For a lot of teams, 2010 was used as a year to cut costs, cut expensive players and adopt a 'wait-and-see' attitude. Due to requirements for unrestricted free agency being tightened, there were very few free agents on the market. And because of a loaded draft class, teams were reluctant to trade away draft picks for players. The result was little move on the free agency market, and few contract extensions throughout the season. The only splash the Bucs made, outside of signing their own draft picks, was giving Donald Penn a big contract.
It should thus not come as a surprise that the Bucs were one of the teams that spent the smallest amount of money in 2010. At the beginning of the season they had only $80.8 Million committed to the salary cap, at the time the lowest number in the league. It should be noted that this is a cap number and not an actual salary number, but it is a reasonable indication of the amount of money the team spent this year.
Of course, several player contracts end this offseason and this will decrease the cap number even further. How much further? All the way down to $58.7 Million, according to ESPN's Pat Yasinskas. That's the lowest number in the league by some $8 Million.
Cutting costs drastically has now put the Bucs in position to have great success in the near future. A salary cap will most likely return in the next CBA, and the Bucs can now spend more or less at will without being in danger of hitting that cap.
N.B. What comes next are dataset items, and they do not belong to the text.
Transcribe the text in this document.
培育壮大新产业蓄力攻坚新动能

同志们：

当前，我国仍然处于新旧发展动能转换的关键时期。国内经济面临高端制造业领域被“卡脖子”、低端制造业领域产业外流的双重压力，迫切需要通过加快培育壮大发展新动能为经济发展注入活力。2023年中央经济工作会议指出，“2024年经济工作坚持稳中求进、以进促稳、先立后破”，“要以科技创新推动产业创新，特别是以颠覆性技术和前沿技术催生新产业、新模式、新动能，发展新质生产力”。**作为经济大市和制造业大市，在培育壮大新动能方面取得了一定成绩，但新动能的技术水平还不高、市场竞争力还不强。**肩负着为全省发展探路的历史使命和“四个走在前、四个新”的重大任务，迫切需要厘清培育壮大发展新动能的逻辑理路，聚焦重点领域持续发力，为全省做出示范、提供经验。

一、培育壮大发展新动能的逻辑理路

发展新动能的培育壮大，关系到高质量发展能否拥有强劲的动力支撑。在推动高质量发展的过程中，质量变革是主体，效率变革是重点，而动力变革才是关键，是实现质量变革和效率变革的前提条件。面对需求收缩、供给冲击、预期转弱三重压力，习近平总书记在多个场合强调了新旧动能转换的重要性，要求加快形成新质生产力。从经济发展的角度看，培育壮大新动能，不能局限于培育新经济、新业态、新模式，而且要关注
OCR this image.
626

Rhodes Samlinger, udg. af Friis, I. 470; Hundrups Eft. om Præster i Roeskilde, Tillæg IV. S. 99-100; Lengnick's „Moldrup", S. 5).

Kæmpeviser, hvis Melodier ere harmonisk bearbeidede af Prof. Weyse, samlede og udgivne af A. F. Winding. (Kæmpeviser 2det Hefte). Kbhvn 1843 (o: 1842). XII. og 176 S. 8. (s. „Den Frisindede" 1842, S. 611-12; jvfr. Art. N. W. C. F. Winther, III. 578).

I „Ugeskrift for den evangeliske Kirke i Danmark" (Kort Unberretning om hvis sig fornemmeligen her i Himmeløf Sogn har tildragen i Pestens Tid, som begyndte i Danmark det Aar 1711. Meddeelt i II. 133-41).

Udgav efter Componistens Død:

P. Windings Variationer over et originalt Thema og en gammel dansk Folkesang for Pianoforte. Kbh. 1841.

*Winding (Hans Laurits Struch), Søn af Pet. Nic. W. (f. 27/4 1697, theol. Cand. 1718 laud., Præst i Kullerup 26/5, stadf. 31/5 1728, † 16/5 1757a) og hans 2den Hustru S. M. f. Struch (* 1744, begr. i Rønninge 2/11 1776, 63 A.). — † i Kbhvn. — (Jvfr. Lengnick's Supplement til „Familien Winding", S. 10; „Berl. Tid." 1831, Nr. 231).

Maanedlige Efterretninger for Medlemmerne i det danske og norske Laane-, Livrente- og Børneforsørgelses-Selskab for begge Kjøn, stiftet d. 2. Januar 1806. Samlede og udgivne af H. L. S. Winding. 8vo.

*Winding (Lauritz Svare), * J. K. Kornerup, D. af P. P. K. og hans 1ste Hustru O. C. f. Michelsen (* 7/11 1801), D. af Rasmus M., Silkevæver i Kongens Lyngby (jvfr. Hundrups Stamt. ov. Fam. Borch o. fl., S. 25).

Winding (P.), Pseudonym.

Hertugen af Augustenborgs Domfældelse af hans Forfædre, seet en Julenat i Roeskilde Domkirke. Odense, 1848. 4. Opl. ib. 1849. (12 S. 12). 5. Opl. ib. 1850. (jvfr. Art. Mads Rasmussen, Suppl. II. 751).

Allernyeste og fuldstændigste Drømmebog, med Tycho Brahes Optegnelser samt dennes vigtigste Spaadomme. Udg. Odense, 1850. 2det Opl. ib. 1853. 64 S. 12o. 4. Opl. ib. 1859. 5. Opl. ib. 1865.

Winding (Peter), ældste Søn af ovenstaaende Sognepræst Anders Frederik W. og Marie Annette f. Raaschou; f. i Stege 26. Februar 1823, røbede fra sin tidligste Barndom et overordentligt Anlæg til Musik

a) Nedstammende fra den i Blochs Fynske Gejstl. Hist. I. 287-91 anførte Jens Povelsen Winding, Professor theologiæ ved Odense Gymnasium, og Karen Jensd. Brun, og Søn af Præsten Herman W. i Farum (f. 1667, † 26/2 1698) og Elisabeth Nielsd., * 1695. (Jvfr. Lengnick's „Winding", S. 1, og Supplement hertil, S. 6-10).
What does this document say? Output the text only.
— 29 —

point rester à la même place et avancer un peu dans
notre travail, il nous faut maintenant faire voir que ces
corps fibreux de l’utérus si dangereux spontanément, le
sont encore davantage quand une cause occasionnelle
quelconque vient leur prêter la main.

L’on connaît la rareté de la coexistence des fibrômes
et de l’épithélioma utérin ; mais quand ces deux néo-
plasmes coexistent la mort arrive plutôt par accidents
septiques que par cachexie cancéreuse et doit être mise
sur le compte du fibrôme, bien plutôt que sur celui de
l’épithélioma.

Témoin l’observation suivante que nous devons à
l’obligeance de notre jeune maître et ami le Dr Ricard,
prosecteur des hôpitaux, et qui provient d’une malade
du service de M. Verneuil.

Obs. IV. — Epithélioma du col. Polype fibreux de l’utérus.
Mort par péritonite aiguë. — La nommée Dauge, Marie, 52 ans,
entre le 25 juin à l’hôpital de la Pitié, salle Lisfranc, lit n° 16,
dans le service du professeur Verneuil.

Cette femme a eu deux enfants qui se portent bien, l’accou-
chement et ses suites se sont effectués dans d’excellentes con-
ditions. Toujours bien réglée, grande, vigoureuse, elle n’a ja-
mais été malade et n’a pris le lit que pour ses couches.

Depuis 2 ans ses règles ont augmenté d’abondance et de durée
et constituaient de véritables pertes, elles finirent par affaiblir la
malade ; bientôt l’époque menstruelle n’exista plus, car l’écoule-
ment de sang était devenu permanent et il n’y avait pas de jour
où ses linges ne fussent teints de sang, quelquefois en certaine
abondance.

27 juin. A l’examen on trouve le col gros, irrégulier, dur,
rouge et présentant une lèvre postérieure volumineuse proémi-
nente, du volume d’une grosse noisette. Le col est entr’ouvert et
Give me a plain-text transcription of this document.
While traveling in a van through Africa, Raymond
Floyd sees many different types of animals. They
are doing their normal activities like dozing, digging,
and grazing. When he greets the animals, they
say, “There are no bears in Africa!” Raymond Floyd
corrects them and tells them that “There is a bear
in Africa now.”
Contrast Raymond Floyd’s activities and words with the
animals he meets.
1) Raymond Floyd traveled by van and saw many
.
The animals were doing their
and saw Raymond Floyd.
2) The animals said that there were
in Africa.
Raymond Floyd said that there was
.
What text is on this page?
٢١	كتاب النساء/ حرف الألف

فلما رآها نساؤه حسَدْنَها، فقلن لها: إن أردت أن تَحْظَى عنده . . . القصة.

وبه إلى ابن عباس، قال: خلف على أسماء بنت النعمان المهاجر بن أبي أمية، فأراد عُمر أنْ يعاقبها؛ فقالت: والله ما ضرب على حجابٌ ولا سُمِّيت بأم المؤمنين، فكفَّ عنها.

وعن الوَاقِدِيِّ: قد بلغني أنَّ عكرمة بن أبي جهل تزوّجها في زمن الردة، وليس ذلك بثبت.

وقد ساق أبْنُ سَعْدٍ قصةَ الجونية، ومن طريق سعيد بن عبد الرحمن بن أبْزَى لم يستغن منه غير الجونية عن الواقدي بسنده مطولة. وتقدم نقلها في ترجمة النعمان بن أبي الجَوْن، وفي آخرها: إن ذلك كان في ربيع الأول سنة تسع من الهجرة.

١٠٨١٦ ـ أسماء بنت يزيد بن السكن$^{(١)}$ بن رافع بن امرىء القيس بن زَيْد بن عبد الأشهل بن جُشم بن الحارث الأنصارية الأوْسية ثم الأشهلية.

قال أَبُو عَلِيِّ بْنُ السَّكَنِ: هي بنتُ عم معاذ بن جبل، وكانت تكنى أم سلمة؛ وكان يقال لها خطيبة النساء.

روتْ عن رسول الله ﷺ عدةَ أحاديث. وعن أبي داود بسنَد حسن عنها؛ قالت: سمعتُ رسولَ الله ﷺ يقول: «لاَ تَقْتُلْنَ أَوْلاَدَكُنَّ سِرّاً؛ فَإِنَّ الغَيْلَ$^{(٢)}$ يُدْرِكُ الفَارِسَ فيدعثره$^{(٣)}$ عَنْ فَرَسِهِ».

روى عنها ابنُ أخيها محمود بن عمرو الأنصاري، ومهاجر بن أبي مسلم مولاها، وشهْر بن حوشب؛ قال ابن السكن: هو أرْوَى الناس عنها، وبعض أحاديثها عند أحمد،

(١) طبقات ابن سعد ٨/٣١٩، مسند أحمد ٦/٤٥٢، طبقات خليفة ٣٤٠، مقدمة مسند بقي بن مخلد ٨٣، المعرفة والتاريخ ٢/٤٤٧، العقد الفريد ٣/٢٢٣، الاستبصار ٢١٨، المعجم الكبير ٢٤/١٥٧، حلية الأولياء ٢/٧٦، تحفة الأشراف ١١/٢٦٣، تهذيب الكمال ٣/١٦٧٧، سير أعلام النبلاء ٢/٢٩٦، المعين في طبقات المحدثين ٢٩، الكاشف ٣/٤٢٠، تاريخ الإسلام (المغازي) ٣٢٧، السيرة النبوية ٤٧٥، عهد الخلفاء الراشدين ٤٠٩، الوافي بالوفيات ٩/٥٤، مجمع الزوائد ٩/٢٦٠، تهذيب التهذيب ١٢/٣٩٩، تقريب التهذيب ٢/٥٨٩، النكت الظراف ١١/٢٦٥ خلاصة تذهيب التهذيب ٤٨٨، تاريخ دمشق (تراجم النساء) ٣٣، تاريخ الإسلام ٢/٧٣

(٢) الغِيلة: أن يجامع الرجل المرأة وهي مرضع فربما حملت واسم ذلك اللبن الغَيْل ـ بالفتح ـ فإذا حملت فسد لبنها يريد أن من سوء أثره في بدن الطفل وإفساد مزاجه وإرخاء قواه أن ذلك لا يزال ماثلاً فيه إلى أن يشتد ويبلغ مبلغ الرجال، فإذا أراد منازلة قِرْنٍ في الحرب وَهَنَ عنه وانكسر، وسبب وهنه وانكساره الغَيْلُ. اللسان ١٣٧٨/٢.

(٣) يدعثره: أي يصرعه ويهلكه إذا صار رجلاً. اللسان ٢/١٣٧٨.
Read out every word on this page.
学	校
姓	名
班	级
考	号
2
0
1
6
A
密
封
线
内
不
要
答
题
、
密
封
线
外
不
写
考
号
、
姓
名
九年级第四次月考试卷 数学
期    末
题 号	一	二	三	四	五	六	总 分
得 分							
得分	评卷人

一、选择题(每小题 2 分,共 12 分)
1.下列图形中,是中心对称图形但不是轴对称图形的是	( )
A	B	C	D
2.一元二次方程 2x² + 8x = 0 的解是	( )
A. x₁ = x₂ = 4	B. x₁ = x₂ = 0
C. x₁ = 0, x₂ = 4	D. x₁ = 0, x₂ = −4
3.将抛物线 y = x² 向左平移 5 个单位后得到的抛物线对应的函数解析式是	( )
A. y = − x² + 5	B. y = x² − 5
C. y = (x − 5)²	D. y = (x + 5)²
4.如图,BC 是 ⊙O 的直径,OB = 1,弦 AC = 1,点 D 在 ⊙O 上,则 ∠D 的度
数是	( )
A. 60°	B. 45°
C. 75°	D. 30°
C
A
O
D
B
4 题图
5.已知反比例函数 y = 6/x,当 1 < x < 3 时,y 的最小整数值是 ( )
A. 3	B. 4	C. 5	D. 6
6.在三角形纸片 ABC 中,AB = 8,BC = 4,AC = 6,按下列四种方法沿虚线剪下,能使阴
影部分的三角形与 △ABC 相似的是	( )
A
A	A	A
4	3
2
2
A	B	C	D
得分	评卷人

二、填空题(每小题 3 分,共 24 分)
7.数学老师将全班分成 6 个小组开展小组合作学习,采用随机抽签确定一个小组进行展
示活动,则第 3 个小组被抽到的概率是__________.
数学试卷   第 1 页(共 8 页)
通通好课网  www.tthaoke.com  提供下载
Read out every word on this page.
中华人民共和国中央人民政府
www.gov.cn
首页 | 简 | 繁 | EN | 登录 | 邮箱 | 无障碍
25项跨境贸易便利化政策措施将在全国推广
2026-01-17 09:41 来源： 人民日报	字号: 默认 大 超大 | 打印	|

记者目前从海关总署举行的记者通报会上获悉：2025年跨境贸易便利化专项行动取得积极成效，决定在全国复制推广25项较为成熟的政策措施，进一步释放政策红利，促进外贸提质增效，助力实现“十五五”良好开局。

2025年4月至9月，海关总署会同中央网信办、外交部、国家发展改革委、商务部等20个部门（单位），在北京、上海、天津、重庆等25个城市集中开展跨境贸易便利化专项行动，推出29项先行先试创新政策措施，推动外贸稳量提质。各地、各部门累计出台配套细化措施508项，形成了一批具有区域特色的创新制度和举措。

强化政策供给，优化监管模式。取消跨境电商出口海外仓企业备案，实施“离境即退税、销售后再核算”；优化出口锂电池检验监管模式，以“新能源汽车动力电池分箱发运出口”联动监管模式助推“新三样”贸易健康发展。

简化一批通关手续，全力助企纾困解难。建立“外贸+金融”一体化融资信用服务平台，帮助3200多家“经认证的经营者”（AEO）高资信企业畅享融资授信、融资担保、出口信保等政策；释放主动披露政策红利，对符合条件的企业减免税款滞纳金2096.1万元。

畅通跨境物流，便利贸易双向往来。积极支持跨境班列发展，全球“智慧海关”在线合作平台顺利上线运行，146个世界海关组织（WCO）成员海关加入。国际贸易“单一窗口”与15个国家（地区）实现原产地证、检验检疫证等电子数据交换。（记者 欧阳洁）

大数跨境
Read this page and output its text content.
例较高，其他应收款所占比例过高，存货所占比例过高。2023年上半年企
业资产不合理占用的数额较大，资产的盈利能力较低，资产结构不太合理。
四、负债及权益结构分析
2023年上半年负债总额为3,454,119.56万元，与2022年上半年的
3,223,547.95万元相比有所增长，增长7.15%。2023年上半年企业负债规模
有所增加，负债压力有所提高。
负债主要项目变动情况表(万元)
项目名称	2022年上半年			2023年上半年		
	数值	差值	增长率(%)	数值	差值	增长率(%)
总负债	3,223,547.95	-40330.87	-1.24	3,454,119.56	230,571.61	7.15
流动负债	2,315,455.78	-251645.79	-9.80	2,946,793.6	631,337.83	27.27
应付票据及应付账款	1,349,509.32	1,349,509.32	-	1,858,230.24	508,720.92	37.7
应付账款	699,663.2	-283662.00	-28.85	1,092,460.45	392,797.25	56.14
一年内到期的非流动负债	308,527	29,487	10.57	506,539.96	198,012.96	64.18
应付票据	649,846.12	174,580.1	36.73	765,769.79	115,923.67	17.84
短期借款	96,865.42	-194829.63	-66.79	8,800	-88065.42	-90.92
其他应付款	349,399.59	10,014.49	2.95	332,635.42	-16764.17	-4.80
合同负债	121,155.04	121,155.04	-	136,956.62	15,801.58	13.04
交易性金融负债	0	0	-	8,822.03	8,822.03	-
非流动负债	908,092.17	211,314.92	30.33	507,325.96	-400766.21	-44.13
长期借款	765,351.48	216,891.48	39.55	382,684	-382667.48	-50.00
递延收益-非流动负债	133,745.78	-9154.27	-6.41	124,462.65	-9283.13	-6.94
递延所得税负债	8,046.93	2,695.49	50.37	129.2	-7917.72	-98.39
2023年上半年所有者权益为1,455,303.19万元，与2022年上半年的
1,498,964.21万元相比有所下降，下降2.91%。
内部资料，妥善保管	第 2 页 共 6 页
The salary cap stood at $127 Million in 2009, and with a deal with ESPN worth approximately $2 Billion per year in the works this number will probably jump up significantly whenever the new CBA is agreed upon.
Of course, there are people who say the Glazers are cheap and won't spend a lot of money and use that salary cap to its fullest extent. After all, they've been well below the salary cap for years now, haven't been lavish spenders in free agency, did not buy out the blackouts for the 2010 season and used the uncapped year to reduce the payroll by a staggering amount. None of this means the Glazers are cheap, as all of these actions have now set up the Bucs for long-term success, but it's easy to see why people would think that.
Here's the thing though: the NFL will force the Bucs to spend a lot of money. Because a key part of the salary cap is the salary floor, which was last set at 87.6% of the salary cap or about $112.1 Million in 2009. The Bucs will need to spend $53.4 Million to reach that salary floor, and it is likely $10-$20 Million below the actual salary floor that will be in place whenever football returns. Whether they do it through extensions for young players or free agent acquisitions, the Bucs will spend a lot of hard cash before they next play football.